The acceleration in the concentration of the agricultural economy is not limited to dairy products. Since 1982, the four largest beef packers have grown from about forty percent of the market to over eighty percent. The four largest seed manufacturers increased their market share from 21% in 1994 to 66% in 2018. As a result, farmers pay more for inputs (seeds, fertilizers) while selling their products at lower prices and at fewer competitive buyers. “It’s like the farmers are back to being serfs,” said John Peck, executive director of the nonprofit Family Farm Defenders. “They no longer have any independence, no autonomy – they belong to the Lord.”

The pandemic has exposed the fragility of America’s consolidated food supply chain. In April last year, as restaurants and schools were forced to abruptly shut down, DFA asked some of its farmers to empty their milk, which resulted in millions of gallons being dumped into manure lagoons. The brutal closure of slaughterhouses forced farmers to euthanize hundreds of thousands of pigs. And the cruelty was not limited to animals. As of last spring, according to the Centers for Disease Control and Prevention, meat packing plants were responsible for six to eight percent of all COVID-19 infections in the United States; at a Tyson pork processing plant in Waterloo, Iowa, managers bet on how many workers would contract the disease.
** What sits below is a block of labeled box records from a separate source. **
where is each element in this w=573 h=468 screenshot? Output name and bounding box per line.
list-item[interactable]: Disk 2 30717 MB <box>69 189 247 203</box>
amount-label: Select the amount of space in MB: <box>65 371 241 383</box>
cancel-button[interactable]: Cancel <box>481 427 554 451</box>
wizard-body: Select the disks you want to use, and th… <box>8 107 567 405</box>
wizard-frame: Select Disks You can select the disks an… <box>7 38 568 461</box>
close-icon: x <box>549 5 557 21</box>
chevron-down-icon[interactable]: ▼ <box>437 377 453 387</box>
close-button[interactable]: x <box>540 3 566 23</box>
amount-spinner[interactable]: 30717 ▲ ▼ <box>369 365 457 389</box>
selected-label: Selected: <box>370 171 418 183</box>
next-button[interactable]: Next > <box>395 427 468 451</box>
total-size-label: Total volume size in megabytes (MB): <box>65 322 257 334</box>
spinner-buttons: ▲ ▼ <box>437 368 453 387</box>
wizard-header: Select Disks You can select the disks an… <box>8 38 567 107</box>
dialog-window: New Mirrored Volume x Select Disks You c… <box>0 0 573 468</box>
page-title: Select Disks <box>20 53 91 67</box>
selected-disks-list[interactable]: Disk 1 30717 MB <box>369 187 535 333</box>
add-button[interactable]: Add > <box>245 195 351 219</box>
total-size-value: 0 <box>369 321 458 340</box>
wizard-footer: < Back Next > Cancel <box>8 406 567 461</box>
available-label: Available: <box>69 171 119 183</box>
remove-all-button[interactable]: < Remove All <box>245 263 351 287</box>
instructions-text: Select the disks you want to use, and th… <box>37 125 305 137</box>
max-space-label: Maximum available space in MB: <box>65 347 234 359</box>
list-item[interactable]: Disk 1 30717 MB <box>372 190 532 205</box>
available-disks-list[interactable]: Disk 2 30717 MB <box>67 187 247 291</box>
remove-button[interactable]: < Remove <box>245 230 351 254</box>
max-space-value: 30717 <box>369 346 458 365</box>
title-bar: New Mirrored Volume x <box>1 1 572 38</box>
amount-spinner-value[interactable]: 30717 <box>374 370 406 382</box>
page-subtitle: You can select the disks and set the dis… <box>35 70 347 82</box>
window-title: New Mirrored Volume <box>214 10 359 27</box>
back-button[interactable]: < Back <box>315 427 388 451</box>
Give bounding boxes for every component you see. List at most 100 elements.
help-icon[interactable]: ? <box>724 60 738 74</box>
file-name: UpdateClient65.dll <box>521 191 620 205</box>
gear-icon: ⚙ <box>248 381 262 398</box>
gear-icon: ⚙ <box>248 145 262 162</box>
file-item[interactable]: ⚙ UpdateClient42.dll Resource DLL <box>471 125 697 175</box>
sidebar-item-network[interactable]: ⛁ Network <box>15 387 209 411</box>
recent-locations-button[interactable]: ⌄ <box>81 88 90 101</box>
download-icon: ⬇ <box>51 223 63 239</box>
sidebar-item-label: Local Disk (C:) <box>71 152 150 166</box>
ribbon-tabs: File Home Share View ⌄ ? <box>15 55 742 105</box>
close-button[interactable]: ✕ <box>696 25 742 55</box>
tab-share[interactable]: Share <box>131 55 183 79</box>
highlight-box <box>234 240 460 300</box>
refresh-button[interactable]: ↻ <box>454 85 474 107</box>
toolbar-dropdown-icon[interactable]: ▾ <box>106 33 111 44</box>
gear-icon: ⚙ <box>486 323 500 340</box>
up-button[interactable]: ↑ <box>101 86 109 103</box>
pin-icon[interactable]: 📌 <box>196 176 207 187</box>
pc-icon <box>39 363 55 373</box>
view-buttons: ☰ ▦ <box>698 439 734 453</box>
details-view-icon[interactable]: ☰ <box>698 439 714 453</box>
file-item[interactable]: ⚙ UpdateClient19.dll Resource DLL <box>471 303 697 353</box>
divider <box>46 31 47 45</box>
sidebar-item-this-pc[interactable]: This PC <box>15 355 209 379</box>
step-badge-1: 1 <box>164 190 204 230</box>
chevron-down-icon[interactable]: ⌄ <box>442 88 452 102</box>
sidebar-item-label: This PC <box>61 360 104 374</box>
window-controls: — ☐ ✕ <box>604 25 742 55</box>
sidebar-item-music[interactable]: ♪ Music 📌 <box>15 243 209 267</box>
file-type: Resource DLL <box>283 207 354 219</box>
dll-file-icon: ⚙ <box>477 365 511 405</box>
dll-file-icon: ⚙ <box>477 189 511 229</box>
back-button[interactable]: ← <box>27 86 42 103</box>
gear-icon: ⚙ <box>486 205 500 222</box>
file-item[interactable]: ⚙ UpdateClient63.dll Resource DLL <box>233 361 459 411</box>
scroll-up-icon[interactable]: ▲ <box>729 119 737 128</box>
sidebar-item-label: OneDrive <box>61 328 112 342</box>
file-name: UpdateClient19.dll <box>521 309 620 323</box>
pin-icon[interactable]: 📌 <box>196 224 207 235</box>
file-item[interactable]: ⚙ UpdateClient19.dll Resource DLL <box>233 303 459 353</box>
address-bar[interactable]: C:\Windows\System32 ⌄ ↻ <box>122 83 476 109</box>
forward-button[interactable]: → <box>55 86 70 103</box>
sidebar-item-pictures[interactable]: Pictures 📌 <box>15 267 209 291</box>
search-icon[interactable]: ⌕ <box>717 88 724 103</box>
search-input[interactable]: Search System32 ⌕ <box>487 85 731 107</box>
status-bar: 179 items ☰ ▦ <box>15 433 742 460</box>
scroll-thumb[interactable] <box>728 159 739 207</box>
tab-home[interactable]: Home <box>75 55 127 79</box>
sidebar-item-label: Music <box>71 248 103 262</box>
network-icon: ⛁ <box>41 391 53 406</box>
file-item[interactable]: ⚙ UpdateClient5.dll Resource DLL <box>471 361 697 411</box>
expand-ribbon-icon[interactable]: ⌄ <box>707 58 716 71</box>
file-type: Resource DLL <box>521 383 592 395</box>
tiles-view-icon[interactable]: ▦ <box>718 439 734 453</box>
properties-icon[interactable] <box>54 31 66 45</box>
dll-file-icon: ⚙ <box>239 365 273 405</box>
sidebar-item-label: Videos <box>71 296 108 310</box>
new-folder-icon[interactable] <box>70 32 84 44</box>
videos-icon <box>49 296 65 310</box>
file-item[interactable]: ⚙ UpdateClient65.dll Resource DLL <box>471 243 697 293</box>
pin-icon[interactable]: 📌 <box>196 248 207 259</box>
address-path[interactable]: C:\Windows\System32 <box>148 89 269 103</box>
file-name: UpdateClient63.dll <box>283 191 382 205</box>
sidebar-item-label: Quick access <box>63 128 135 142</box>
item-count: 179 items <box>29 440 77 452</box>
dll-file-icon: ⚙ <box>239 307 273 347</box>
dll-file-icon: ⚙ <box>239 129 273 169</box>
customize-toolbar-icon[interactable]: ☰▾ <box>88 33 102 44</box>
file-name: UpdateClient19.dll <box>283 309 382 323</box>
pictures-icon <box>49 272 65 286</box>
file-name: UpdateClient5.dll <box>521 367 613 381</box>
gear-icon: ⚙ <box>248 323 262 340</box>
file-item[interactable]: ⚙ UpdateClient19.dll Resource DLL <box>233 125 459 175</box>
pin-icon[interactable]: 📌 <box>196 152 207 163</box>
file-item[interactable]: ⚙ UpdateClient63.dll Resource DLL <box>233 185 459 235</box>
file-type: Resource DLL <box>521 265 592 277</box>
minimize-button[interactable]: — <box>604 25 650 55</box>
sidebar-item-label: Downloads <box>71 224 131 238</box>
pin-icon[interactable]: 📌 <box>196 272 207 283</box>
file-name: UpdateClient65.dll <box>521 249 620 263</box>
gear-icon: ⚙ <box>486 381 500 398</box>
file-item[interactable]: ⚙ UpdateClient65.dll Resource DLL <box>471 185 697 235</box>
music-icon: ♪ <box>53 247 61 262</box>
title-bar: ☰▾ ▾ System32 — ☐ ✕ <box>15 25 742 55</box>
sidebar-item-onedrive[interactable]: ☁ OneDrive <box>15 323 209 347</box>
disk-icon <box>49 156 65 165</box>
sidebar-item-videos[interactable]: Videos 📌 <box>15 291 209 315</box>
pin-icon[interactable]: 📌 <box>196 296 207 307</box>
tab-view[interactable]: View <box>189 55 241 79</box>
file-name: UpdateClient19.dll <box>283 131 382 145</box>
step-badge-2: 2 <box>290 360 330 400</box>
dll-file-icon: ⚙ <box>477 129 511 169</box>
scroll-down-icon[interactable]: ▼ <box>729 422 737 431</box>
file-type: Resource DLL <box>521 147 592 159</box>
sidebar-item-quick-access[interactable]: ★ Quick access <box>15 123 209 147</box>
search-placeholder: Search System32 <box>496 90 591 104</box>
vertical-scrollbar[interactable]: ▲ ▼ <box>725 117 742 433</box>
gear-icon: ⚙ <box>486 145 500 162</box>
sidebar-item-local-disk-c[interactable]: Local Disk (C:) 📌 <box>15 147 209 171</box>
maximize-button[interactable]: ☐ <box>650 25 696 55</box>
Curt Meine, an environmental historian at the University of Wisconsin, Madison, believes this transformation has inspired a political reaction. In the last election, Donald Trump won rural America by a larger margin than in 2016, garnering nearly two-thirds of his votes. “Concentration has fueled and fueled the politics of resentment, strengthened corporate power, depopulated the landscape and weakened the autonomy and agency of farmers, consumers, local governments and communities,” Meine said. . “I think it’s at the very heart of the rural-urban political divide.”